WASHINGTON — America’s national parks are warming up and drying out faster than other U.S. landscapes, threatening iconic ecosystems from the Everglades in Florida to Joshua Tree in California to Denali in Alaska.

That’s the conclusion of a new climate change study published last month, the first to examine rainfall and temperatures in all 417 national parks sites. The study also forecasts the degree that parks could become hotter and more drought-stricken by century’s end, depending on whether nations undertake efforts to reduce greenhouse gas emissions.

“U.S. national parks protect some of the most irreplaceable ecosystems in the world,” said the study, published in Environmental Research Letters, a peer-reviewed scientific journal.

In the Everglades, rising sea levels and saltwater intrusion threaten habitat and wildlife that depend upon fresh flows of water. Catastrophic wildfires threaten Yosemite and other national parks in California. In Montana, there is online debate about whether Glacier National Park should soon rename itself, or face accusations of false advertising.

The new study is the first to analyze how a warming climate affects the entire 85 million-acre national park system.

“A higher fraction of national parks are in extreme environments,” said Patrick Gonzalez, a forest ecologist at the University of California, Berkeley who authored the study with UC Berkeley colleagues and scientists at the University of Wisconsin, Madison.
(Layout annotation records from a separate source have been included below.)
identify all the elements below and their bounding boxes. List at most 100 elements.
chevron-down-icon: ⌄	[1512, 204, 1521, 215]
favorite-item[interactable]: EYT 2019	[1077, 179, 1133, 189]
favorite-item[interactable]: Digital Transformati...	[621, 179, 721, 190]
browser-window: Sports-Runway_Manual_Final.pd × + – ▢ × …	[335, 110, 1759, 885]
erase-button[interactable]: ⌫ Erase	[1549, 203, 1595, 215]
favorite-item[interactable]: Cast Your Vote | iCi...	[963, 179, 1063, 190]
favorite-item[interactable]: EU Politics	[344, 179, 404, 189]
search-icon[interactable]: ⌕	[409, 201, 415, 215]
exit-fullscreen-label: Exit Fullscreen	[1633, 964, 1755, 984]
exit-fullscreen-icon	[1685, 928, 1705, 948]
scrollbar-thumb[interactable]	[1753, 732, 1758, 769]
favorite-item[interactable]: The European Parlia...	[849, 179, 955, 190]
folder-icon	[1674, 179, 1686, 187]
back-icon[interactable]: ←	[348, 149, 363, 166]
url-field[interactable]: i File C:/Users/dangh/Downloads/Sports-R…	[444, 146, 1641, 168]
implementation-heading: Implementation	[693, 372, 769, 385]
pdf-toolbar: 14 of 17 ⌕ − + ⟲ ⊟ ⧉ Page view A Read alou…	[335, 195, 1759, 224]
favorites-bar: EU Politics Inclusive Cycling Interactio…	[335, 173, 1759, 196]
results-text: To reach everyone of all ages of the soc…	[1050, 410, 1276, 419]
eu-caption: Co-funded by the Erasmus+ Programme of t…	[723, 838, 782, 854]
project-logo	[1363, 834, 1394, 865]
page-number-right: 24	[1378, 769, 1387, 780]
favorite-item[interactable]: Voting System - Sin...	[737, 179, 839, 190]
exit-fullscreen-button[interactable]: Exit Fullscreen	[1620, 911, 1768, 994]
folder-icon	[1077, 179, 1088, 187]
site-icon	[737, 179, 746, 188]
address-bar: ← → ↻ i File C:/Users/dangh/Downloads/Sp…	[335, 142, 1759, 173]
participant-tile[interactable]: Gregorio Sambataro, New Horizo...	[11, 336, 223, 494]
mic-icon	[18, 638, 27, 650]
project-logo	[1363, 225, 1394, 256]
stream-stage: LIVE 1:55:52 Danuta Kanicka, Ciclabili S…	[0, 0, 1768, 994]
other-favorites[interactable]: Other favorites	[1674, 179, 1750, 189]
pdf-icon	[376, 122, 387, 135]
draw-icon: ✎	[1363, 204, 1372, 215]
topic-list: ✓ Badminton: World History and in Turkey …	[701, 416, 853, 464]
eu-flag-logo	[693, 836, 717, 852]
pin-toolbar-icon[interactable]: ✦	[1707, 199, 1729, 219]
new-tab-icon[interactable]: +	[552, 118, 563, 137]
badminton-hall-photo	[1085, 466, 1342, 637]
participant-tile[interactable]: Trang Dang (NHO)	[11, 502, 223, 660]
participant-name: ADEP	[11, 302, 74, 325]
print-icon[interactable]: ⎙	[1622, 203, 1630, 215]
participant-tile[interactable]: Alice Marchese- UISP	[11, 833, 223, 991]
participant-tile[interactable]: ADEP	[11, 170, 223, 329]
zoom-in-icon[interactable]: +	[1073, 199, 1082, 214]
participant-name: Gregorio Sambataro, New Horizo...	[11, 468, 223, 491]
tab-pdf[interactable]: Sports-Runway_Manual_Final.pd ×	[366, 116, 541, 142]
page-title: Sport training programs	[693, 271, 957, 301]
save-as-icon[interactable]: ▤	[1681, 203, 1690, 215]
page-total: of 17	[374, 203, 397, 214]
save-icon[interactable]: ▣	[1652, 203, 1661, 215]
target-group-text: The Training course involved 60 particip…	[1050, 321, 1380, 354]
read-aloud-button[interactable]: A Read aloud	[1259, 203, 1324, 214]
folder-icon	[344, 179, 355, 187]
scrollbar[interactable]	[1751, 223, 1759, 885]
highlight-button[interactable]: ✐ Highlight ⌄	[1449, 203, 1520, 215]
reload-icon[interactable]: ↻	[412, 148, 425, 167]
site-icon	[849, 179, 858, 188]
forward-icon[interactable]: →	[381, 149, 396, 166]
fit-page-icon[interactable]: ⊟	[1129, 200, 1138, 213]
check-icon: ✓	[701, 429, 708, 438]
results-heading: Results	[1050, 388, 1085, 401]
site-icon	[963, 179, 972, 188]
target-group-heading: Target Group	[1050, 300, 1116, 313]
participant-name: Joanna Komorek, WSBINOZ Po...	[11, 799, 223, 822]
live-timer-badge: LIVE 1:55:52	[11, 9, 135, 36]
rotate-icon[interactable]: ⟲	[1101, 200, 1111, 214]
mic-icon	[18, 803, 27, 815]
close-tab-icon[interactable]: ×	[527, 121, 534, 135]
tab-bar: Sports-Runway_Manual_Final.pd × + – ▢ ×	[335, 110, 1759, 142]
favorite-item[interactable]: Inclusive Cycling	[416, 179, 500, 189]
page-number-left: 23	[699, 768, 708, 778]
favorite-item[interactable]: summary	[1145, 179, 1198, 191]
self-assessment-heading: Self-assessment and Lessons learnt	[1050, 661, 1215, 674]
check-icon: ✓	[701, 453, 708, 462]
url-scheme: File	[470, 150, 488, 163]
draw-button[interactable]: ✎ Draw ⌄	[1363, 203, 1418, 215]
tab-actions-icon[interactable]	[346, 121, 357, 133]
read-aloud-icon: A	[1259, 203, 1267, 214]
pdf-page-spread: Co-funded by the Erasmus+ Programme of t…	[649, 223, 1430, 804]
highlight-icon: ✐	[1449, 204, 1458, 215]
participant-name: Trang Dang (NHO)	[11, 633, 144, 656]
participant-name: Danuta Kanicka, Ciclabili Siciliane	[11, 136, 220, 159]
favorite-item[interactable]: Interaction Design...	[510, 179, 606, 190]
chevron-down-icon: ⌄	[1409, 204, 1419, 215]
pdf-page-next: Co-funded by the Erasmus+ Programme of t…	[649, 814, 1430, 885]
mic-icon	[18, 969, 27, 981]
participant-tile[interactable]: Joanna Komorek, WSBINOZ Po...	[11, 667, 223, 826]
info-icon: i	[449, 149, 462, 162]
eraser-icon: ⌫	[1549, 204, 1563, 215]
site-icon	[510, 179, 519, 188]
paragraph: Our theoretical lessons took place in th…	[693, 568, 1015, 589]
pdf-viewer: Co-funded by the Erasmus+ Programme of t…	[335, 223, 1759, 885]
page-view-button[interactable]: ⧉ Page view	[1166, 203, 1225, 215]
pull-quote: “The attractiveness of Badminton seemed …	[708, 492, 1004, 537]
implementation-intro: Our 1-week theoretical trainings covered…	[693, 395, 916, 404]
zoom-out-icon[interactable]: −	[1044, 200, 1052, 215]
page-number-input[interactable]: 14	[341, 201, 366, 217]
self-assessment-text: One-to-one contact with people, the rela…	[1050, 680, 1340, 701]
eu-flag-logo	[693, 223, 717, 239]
National parks tend to be relatively high in elevation, where warming occurs more quickly because of the thinner atmosphere, Gonzalez said. In addition, a large proportion of park land is located in the desert Southwest and Alaska — regions feeling the strongest impacts of climate change.

The study found that between 1885 and the year 2010 areas now national parks warmed by 1.8 degrees Fahrenheit, twice the U.S. rate. It also found annual precipitation in national parks declined 12 percent, compared to a 3 percent drop in the United States overall, during that same period.
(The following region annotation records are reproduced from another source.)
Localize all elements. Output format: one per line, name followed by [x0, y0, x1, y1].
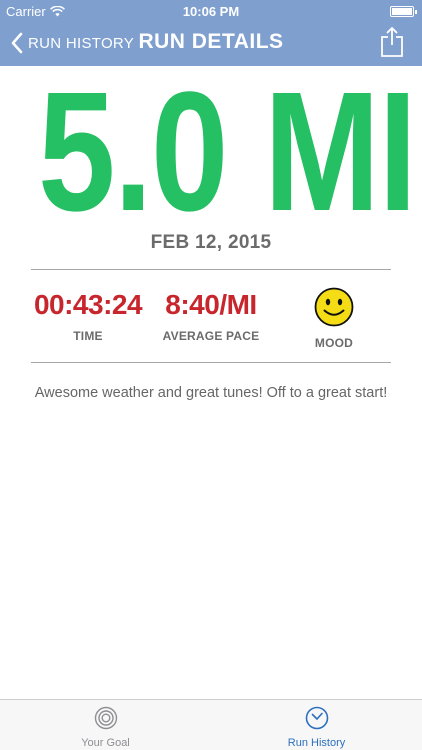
time-label: TIME [73, 329, 103, 343]
mood-label: MOOD [314, 336, 354, 350]
run-note: Awesome weather and great tunes! Off to … [34, 385, 388, 401]
status-time: 10:06 PM [182, 4, 240, 19]
distance-value: 5.0 MI [37, 57, 417, 247]
battery-icon [390, 6, 417, 17]
tab-label: Run History [287, 737, 346, 749]
tab-run-history[interactable]: Run History [211, 706, 422, 749]
tab-bar: Your Goal Run History [0, 699, 422, 750]
stat-pace: 8:40/MI AVERAGE PACE [146, 285, 276, 343]
pace-label: AVERAGE PACE [162, 329, 260, 343]
tab-your-goal[interactable]: Your Goal [0, 706, 211, 749]
divider [31, 362, 391, 363]
time-value: 00:43:24 [33, 289, 143, 320]
share-icon [381, 26, 403, 57]
pace-value: 8:40/MI [165, 289, 257, 320]
stat-mood: MOOD [269, 285, 399, 350]
stat-time: 00:43:24 TIME [23, 285, 153, 343]
clock-icon [305, 706, 328, 730]
page-title: RUN DETAILS [138, 30, 284, 53]
target-icon [94, 706, 117, 730]
smiley-face-icon [314, 287, 354, 327]
tab-label: Your Goal [81, 737, 130, 749]
run-date: FEB 12, 2015 [150, 232, 272, 253]
divider [31, 269, 391, 270]
status-bar: Carrier 10:06 PM [0, 0, 422, 22]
At current rates of greenhouse gas emissions, temperatures in the most exposed national parks — particularly in Alaska — could rise by as much as 16 degrees Fahrenheit by 2100, according to the study. Arctic permafrost could further melt, trees will replace tundra and wildfires will be more common and damaging. Many rare species would be unable to migrate to more comfortable climes, bringing some to the brink of extinction.
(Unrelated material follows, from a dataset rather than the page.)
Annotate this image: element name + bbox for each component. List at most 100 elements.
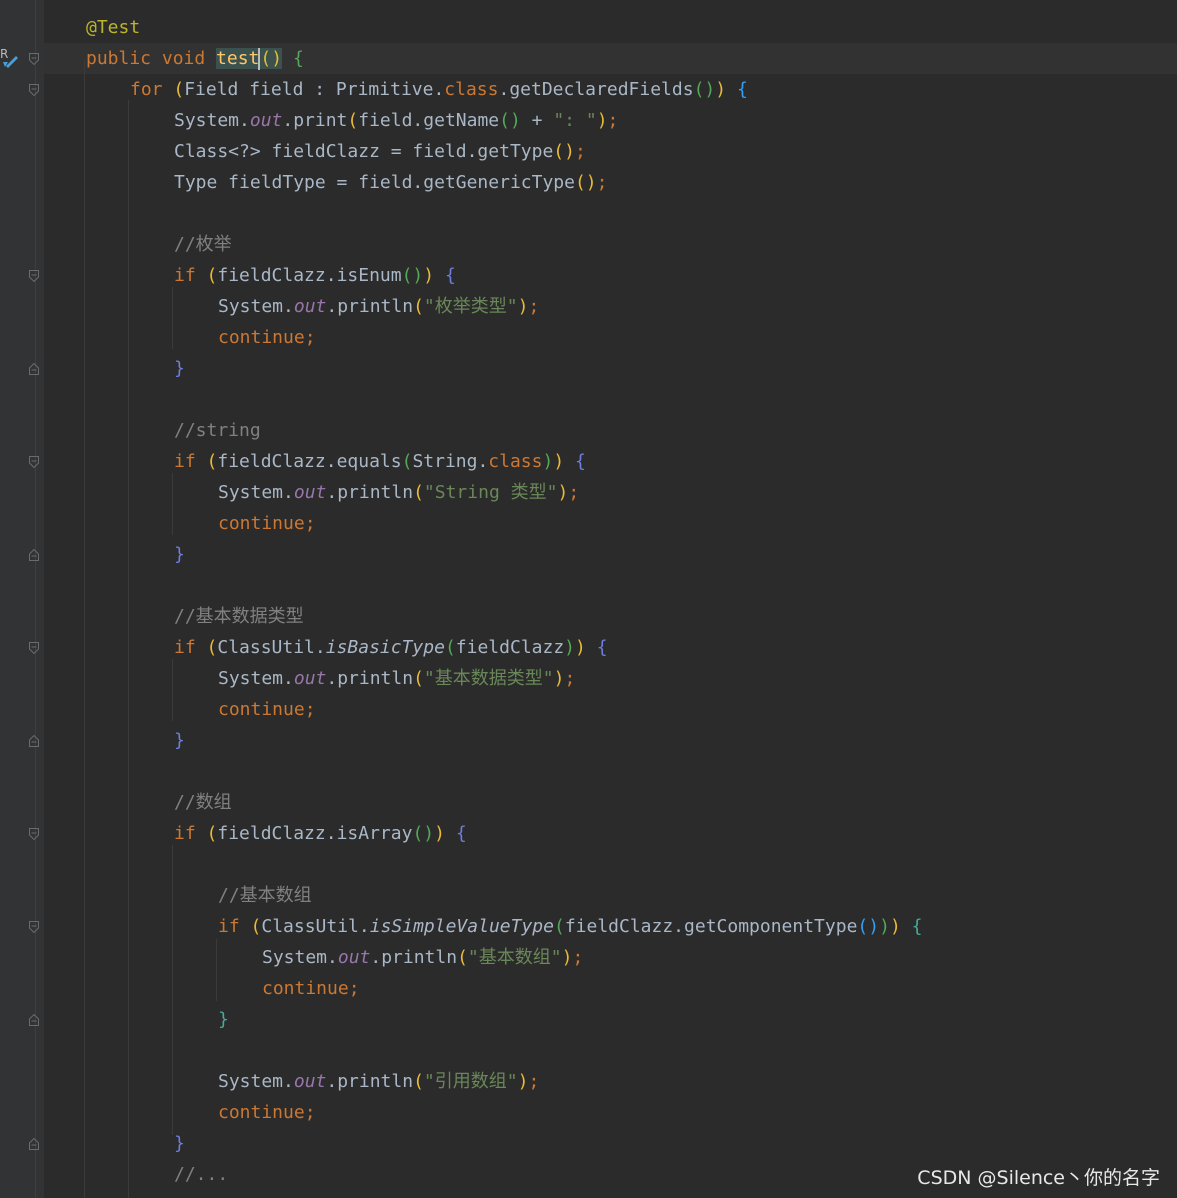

The study, funded partly by the National Park Service, did not analyze all potential impacts of climate change on parks, such as sea level rise. To conduct the research, scientists collected historical rainfall and temperature data, and then created maps for each of the parks and the United States as a whole. One major challenge was taking climate models — generally used to forecast impacts over broad geographic regions — and downscale them to estimate impacts for each of the 417 parks.

The research team then produced estimates for average annual temperature and rainfall changes under four scenarios developed by the Intergovernmental Panel on Climate Change, ranging from “no action” being taken to reducing emissions to various levels of reduction.